Der russische und der französische Soldat.

 Wir entnehmen folgende treffliche Charakteristik der beiden Nationen in militärischer Hinsicht einem Werke, das zu Ende des vorigen Jahres unter dem Titel: „De la Russie et de la France. Entretiens politiques. Par un inconnu“ in Paris erschien und manchen vortrefflichen Gedanken, aber auch manches schiefe Urtheil über die beiden Staaten und das Verhältniss der übrigen Nationen Europa’s zu beiden enthält.

 Der Franzose ist sorglos, der Russe resignirt; der Eine ist zu Allem bereit, der Andere beklagt sich nie über Etwas; der Eine vertraut auf seine Kräfte, der Andere verliert niemals die seinen. Der Franzose hat mehr Elasticität, der Russe mehr Schwerkraft. Der Eine ist lebendig, der Andere ausdauernd; der Franzose eilt behend, der Russe kommt auch an.

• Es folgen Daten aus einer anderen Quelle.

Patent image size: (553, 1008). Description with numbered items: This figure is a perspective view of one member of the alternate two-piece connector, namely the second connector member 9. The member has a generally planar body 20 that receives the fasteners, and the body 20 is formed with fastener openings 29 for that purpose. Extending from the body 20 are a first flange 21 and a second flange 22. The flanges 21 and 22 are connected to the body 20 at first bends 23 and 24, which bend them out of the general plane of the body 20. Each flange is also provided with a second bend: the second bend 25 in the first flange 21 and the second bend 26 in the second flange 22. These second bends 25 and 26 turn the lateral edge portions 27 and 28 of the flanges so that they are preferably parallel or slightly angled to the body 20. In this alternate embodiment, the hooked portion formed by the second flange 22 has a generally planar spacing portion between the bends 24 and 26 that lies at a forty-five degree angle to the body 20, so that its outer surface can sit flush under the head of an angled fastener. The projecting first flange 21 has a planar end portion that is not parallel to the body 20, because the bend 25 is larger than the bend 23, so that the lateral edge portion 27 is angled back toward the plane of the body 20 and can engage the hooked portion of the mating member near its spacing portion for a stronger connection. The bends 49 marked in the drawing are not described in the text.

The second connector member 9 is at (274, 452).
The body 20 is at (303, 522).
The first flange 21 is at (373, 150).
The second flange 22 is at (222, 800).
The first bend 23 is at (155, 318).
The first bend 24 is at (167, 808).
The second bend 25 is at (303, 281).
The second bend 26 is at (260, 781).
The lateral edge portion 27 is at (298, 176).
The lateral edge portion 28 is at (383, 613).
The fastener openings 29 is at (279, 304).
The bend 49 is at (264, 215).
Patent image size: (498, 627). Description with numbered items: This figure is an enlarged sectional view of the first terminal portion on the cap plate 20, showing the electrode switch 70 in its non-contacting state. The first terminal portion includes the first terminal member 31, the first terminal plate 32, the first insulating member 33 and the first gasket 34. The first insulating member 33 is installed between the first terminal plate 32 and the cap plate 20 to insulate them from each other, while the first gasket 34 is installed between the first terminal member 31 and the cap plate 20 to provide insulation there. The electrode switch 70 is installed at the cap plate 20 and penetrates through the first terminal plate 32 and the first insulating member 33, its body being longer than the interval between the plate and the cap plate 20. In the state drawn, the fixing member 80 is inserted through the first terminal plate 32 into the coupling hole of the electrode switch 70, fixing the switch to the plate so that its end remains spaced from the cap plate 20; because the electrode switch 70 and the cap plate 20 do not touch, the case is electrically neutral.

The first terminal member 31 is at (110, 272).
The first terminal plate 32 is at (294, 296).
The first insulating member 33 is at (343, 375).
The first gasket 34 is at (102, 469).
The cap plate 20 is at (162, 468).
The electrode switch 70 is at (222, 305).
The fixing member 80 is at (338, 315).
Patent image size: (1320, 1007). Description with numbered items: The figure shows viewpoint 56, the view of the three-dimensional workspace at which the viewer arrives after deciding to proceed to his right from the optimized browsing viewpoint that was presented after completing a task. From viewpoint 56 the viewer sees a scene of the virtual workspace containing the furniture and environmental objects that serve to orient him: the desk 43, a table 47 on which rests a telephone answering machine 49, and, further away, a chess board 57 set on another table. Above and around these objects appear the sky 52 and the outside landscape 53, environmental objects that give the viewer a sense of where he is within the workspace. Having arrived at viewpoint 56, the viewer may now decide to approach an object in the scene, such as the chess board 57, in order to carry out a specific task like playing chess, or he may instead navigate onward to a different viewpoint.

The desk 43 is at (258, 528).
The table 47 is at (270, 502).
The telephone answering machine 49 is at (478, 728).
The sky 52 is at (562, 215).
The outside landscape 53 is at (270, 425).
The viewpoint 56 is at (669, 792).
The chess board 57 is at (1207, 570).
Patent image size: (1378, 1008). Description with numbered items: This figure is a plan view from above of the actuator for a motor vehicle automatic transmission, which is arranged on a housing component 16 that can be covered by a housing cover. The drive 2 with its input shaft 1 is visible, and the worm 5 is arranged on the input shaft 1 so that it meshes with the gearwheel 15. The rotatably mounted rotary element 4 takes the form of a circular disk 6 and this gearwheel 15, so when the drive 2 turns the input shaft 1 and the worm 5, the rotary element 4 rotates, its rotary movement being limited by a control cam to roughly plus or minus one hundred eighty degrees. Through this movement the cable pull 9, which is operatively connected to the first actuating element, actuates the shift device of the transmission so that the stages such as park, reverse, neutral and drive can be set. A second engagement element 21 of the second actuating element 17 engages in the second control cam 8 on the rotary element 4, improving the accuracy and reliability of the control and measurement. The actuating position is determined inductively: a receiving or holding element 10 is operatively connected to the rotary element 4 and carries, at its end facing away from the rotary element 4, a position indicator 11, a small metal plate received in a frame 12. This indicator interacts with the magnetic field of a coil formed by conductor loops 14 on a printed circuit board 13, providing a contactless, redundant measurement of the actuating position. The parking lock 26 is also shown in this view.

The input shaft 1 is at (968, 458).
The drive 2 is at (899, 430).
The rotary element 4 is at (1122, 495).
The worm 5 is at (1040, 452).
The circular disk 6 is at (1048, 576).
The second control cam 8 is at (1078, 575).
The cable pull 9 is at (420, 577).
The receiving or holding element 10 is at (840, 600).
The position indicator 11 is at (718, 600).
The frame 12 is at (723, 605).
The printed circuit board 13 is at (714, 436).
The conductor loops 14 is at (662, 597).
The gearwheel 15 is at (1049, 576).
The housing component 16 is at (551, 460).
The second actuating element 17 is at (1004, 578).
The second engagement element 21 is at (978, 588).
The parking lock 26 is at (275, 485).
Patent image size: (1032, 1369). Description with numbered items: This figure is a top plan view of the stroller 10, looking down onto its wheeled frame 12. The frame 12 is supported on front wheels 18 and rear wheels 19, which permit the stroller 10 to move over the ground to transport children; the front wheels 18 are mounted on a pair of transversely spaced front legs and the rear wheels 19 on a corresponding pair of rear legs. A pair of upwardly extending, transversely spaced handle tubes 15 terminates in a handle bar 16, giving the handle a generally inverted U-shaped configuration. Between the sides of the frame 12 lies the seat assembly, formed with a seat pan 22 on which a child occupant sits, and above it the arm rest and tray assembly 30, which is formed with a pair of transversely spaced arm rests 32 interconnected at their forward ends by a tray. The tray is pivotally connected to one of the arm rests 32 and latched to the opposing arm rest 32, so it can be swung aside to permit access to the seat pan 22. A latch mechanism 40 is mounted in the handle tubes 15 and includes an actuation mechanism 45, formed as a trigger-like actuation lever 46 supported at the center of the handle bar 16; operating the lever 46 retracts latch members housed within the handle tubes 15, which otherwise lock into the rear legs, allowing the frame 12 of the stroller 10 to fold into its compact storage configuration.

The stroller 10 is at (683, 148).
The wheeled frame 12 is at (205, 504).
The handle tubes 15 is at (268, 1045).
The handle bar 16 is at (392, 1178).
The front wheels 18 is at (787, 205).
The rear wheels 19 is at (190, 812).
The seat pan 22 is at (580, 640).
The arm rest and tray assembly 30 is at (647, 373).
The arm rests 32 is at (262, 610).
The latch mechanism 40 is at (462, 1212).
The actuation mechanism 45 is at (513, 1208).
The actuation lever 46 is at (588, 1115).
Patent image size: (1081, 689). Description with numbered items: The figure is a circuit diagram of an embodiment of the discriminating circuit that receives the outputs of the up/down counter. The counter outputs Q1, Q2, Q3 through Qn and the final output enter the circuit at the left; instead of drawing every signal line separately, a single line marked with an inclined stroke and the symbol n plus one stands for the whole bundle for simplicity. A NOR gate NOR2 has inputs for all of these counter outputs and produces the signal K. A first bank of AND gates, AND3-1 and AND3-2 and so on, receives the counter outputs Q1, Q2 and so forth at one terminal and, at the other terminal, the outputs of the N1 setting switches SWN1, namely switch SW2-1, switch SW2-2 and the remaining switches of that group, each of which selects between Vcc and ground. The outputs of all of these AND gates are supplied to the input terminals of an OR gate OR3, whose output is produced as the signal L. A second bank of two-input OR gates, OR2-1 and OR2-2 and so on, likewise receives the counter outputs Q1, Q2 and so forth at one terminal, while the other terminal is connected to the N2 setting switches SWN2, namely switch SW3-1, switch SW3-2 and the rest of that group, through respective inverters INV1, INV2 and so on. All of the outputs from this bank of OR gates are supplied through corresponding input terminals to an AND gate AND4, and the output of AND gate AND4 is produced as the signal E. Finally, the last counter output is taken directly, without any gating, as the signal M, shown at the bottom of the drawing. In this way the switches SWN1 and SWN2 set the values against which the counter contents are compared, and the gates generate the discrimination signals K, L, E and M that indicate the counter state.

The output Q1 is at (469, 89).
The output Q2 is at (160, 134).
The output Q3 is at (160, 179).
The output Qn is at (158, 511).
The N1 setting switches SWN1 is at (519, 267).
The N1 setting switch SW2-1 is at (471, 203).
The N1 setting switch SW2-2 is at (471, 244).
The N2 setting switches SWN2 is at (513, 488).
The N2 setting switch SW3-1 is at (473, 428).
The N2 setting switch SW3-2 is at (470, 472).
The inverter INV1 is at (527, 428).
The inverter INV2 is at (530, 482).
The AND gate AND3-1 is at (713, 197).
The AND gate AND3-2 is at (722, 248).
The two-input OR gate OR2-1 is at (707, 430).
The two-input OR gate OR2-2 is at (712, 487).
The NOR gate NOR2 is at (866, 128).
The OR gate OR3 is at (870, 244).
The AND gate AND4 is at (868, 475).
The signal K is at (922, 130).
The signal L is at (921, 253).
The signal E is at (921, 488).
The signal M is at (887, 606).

 Die Individualität verliert sich niemals in der französischen Armee: soviel Mann soviel Individuen. Die russische Armee ist kein Aggregat von Individuen, sie hat nur einen Geist und einen Körper. Der Franzose will von Allein den Grund kennen; er urtheilt, discutirt und disputirt: sein Ich tritt überall hervor. Der Russe discutirt nicht, noch urtheilt er, er führt aus; seine Kräfte wachsen mitten in der Ausführung; alle seine Geisteskräfte sind erschöpft in dem Gefühle seiner Pflicht; er behält nichts, als die Fähigkeit, zu gehorchen; für die Furcht hat er keinen Sinn mehr. In der französischen Armee herrscht die Liebe zum Ruhm und der Enthusiasmus des einzelnen Mannes; in der russischen dagegen Verläugnung seiner selbst und der Enthusiasmus des Gehorsams. Menschliche Leidenschaften erregen die erstern, das Gebot des Schicksals scheint die andern in Bewegung zu setzen. In der einen führt die Ehre vor Allem das Wort, in der anderen befiehlt die Disciplin; im Moment, wo es gilt, entwickelt eine französische Armee mehr Thatkraft und Bereitwilligkeit; immer aber ist mehr Einheit im russischen Heere, ist man mehr Herr desselben.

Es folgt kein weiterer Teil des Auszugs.